A group of Iowa Republicans gathered over the weekend to try to reenergize moderates within the G.O.P.
Former Lieutenant Governor Joy Corning, the event’s main organizer, urged the crowd to be "active, assertive, make-a-difference" Republicans. "Our intention is that you will spread your enthusiasm to your friends, your neighbors, your whole community and that you will participate in the Iowa Caucus," Corning said.
Former Iowa Congressman Jim Leach, a so-called "moderate" in his Republican Party, lost his bid for re-election in 2006 and now teaches at Harvard. Leach delivered the keynote address at the meeting of his fellow moderates, telling the group that about two percent of Americans — mostly social conservatives — are controlling the Grand Old Party these days.
"Increasingly, issues are described as moral issues. Some of them are, some of them are not precisely, but the point is if the issue is a moral issue and I hold this position, if you hold this position on the other side — by definition your position is immoral," Leach said. "…It’s pretty hard to get consensus."
Leach suggested the modern-day Republican Party had veered away from its roots as an "individual rights oriented" party, launched in 1853 by those who wanted to outlaw slavery. "I think it’s time to think about the basics and that comes back to heritage and philosophy," Leach said. "…Now this was the progressive party of the 19th century and the early 20th century."
Leach suggested his party was perilously close to embracing a "win-at-all-costs" attitude that may in the end, spell its doom and pave the way for a successful third party. "Should a party be a sanctuary for intolerance?" Leach asked.
Leach suggested moderates in the G.O.P. might have more sway if they decided to re-engage and attend a Caucus January 3rd. "All the indications in this state are that there’s more enthusiasm in one party than the other and that isn’t ours and we’re going to have a smaller turnout than the other party," Leach said. "That actually has some grounds for optimism if commited people want to participate."
The crowd of about 80 people included current and former Republican elected officials as well as a few long-time party activists. Ex-State Senator Jack Rife – formerly from Moscow, Iowa, but now from Des Moines – said he believes moderate Republicans must refocus on the core idea of limited government.

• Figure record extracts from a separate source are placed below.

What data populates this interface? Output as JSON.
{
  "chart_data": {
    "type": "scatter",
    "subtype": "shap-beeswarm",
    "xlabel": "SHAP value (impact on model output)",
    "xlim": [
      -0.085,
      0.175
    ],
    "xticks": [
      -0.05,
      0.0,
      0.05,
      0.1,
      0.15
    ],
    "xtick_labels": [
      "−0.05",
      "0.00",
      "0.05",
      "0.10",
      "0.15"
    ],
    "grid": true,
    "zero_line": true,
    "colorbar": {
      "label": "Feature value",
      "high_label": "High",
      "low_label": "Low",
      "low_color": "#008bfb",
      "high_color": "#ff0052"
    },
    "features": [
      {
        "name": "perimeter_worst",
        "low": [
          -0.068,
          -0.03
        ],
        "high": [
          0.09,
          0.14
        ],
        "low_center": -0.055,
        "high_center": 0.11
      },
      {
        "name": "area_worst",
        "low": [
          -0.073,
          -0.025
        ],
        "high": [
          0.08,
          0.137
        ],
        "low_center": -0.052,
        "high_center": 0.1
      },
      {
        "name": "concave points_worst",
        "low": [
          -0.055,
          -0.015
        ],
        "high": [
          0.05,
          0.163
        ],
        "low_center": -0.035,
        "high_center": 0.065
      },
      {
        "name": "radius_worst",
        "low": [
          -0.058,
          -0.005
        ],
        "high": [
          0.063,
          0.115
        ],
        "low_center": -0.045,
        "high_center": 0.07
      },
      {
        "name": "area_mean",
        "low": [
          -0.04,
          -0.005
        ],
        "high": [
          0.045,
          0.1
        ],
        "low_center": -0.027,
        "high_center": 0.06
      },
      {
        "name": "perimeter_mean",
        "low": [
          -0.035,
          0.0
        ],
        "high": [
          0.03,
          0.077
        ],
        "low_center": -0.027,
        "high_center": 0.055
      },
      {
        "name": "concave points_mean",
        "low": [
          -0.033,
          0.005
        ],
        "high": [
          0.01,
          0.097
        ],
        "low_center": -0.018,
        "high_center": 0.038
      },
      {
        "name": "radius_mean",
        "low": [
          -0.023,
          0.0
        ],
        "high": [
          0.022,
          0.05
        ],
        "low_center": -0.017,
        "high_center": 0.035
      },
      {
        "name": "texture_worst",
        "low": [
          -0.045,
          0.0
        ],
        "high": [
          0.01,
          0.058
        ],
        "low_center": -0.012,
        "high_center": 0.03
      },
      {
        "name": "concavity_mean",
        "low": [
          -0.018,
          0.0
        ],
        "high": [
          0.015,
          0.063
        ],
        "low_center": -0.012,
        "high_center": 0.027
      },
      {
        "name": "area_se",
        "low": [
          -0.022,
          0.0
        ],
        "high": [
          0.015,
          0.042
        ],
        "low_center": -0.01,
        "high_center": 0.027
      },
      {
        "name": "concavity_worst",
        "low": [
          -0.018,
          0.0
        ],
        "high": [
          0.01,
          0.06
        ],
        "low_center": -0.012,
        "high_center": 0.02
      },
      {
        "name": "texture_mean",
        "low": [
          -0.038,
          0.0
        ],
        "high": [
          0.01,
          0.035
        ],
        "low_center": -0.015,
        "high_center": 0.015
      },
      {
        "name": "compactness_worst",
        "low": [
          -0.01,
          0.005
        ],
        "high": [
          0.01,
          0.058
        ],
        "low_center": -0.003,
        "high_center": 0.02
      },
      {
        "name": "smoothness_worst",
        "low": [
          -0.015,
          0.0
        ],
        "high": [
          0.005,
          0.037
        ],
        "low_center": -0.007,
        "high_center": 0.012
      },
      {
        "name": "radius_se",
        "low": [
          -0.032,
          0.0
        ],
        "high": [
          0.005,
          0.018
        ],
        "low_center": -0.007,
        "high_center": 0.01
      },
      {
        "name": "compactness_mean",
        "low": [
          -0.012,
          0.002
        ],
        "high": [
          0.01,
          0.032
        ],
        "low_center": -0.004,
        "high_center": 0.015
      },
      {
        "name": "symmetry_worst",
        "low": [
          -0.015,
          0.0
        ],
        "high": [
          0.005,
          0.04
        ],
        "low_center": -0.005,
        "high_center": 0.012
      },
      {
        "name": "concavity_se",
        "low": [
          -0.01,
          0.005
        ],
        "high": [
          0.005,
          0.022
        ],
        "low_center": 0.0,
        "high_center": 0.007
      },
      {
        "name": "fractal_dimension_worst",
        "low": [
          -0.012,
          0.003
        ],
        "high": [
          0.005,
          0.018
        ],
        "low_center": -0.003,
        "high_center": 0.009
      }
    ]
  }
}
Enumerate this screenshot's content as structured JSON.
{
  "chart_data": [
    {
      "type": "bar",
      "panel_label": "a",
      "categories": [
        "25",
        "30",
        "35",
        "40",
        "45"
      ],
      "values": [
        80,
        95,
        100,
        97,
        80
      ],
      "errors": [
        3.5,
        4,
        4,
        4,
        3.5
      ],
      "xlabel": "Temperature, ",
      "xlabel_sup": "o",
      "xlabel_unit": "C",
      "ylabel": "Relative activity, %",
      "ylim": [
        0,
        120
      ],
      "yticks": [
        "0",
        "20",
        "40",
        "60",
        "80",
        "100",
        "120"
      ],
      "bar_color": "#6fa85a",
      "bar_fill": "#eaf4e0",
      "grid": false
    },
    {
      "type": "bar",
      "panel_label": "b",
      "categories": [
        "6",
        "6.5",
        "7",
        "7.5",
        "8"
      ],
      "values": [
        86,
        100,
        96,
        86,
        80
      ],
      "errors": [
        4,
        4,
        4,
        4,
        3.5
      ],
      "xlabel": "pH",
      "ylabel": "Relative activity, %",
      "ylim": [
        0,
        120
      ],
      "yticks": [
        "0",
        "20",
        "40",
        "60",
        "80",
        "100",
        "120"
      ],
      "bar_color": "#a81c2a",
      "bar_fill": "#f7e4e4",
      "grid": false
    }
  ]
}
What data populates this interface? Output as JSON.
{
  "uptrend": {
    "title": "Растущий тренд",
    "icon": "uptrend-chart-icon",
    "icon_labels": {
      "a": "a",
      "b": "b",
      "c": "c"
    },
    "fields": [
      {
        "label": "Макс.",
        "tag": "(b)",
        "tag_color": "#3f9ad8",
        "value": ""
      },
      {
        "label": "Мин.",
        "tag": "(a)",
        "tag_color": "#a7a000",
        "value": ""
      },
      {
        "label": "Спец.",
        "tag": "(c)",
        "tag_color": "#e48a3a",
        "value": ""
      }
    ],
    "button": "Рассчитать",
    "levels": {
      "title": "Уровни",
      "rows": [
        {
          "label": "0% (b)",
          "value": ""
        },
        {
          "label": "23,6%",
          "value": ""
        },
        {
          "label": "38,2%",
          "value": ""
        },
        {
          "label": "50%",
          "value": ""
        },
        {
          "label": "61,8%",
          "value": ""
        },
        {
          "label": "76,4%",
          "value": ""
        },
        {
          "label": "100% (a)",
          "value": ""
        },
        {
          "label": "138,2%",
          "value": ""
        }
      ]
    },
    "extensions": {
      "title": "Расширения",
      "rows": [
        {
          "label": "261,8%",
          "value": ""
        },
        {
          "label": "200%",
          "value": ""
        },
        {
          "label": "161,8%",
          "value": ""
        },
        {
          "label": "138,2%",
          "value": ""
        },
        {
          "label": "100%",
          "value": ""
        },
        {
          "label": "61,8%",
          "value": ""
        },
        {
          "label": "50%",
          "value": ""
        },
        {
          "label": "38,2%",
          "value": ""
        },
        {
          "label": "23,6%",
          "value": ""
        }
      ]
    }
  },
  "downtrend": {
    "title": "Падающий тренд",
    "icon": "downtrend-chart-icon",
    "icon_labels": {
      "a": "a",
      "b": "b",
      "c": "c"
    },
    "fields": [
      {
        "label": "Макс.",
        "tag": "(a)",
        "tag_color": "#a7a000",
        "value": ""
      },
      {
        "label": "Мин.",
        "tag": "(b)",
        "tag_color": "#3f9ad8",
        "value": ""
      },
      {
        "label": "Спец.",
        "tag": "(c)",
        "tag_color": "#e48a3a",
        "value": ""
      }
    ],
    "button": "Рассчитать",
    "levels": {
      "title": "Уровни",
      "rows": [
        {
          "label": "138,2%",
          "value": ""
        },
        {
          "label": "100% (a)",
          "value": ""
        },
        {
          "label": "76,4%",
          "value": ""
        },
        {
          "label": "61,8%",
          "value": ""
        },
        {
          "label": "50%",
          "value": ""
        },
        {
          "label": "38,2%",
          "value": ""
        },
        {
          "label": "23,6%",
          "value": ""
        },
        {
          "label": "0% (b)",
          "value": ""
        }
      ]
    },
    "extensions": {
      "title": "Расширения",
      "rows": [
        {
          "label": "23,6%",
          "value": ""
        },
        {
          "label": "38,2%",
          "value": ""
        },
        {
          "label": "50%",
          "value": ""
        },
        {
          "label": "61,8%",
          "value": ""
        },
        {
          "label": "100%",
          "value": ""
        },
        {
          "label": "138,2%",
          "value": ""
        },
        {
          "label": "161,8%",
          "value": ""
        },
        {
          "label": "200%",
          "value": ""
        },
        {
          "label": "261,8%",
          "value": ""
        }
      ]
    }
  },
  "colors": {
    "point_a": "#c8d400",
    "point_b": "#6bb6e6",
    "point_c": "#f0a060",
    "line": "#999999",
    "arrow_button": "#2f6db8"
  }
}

"Moderate Republicans in my opinion, or mainstream people as I like to call them, need to get more involved in the party structure. They’ve kind of (gone) to the sidelines in my opinion and sat on their hands and let the so-called social conservatives take charge and I think (moderates) have got to get back in the game and participate," Rife said. "Hopefully this time around they will."
Former State Representative Janet Metcalf of Windsor Heights was careful to declare the intent of this group of moderates is not to displace social conservatives. "I don’t want to take the party back. I want to strengthen the current party. What I want to do is to have Republicans who feel disenchanted come back into the party," Metcalf said. "I’m not a splinterer. I’m a convenor."
Former New Jersey Governor Christy Todd Whitman, founder of a group called the "Republican Leadership Council" for moderate Republicans, was the meeting’s luncheon speaker.
"I’ve just met so many Republicans who’ve said, ‘The party’s left me. It now all of a sudden has a litany of litmus tests on these issues and I’m just not there, even if I’m sympathetic,’" Whitman said during an interview with Radio Iowa. "…We’re looked at as being kind of mean-spirited, narrow-minded and that’s not who we are as a party."
According to Whitman, only 10 percent of moderate Republicans turn-out to vote in party primaries or participate in party caucuses. "That’s not good. That’s when the extreme elements of any group control — when those who are more toward the center, more open to compromise, more open to talking to people with whom they disagree on certain issues, when they stay home," Whitman said. "And this (meeting of moderate Iowa Republicans) is to say, ‘Look, there are more of us out there than you think. There are Republicans out here who don’t think compromise is a dirty word."